Esta é uma das melhores e mais elucidativas postagens que já vi na Rede Bloguista; por isso também vou contribuir com um resumo de um texto em prol das chances que despontam para instituirmos a Meritocracia.
Eis:
Extremissimamente difícil seria pra qualquer um entender como poderíamos “aceitar” a pobreza, como o que “sempre teríamos” (suposta e incoerente fala de um provável ser humano nomeado Jesus). Seria um endosso à irresponsabilidade civil para o cidadão classificado como r i c o. Outro endosso à displicência civil para o ser consciente que tem suporte, acesso, e grau, no Conhecimento Humano é a postura psicológica de Aristóteles referente a t r a b a l h o. Ambos os endossos efetivam o disparate de o ser humano com tão evoluído acervo de informações conviver com um destrambelhamento soberbo em referência às condições sociais de vida.
O que precisamos ver neste instante é que:
Nunca o ser humano pôde prescindir do trabalho; por conseguinte nunca poderia tê-lo visto como “desgastador” da vida humana. Isso foi um engodo psicológico incutido em nosso viver social para justificar a indolência, o uso da força, e a usurpação do mérito.
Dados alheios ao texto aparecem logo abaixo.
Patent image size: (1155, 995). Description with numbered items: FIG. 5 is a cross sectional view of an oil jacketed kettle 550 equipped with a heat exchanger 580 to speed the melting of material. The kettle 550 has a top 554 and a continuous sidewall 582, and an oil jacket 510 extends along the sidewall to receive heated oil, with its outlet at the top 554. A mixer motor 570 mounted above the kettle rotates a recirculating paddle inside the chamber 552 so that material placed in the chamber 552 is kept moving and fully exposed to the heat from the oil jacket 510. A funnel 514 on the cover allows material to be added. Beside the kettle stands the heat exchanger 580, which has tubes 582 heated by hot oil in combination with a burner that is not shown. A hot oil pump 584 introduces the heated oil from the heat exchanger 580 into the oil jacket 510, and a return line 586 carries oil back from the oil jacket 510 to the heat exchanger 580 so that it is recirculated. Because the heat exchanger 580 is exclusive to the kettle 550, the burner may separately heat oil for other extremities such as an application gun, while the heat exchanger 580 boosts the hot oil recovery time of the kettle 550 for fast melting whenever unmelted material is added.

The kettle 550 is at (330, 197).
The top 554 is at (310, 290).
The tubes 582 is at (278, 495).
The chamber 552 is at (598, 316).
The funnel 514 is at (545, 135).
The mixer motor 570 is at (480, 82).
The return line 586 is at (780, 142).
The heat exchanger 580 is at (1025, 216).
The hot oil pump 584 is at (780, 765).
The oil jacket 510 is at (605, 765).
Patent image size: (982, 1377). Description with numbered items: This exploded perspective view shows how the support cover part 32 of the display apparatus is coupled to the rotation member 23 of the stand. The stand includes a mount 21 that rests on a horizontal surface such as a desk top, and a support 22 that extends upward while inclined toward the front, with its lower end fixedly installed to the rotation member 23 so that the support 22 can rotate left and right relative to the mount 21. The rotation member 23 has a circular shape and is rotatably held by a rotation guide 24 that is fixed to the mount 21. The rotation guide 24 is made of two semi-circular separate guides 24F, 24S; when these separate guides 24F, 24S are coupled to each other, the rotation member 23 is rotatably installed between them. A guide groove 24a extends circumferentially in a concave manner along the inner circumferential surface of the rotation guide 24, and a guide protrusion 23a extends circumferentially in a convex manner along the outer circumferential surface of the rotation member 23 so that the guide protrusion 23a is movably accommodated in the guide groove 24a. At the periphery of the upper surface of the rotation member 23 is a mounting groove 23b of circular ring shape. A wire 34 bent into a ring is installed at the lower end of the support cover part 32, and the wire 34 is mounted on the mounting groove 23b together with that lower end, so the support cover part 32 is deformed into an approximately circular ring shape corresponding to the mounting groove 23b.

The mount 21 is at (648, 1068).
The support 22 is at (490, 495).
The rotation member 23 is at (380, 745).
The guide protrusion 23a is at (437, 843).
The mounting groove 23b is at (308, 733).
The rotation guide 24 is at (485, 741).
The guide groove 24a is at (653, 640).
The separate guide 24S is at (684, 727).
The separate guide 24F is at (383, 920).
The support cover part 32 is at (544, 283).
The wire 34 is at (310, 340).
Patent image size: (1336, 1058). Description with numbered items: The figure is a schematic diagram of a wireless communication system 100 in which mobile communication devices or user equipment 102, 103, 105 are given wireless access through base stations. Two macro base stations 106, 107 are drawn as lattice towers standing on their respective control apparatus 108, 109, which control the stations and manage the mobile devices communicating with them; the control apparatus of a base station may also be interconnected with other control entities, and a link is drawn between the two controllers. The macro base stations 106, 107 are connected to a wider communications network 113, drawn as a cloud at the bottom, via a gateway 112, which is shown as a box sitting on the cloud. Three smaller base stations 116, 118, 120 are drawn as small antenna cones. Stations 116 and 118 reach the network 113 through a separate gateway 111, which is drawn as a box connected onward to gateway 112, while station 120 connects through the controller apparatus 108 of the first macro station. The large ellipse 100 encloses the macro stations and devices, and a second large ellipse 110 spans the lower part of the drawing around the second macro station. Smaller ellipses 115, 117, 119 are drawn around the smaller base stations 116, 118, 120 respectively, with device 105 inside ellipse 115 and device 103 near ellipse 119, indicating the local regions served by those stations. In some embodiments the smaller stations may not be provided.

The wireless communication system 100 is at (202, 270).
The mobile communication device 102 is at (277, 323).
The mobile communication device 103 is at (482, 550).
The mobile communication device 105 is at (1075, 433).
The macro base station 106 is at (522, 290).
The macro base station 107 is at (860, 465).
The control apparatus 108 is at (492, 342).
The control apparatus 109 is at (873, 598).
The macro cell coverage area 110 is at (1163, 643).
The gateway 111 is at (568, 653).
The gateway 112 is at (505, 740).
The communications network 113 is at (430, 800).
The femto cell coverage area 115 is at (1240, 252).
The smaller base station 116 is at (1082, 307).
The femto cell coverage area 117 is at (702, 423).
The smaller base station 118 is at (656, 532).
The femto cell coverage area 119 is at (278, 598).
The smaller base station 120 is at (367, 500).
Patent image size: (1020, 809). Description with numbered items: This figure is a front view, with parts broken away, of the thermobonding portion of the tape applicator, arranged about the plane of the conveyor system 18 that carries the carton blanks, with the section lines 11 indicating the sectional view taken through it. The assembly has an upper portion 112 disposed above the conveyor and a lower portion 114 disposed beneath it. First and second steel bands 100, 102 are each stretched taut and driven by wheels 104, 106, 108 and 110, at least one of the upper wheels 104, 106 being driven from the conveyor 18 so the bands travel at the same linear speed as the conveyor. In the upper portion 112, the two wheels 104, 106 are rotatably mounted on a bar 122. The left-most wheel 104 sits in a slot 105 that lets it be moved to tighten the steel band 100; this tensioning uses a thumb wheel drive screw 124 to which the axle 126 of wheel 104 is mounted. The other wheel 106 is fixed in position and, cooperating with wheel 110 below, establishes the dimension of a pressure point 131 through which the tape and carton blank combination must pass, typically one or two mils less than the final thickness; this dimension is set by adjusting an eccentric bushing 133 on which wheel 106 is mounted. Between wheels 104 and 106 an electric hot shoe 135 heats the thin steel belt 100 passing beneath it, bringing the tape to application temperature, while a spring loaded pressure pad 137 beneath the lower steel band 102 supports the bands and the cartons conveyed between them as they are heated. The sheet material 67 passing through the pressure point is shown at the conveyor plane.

Porque, por mais que o ser humano tenha de ter sido cruel consigo mesmo para vencer as dificuldades que o âmbito lhe impunha, para se suster como vida, sem dúvida alguma foi o apreço, e atenção, e gozo à sua gradual engenhosidade e curiosidade, que fez fervilhar em notórias expressões muitas e tantas formas e maneiras com que pôde usufruir melhor a vida. Então, como um corrigir da própria Natureza, o ser humano diante de tamanho desacerto social que experimenta hoje, vê o lúmen do acerto na sua ancestralidade. Assim, pelo modo que o ser sapiens se dispôs a viver em sociedade para que ela servisse não só a uns mas a todos, concedendo compensações condizentes aos méritos que se prontificavam, agora somos (como seres sapiens sapiens faber psi) instados a rever a configuração social pela paleta que primitivamente nos edificou – o Mérito, a Função, a Felicidade de Construir, Compartilhar, Comunicar e, propiciar Prazer.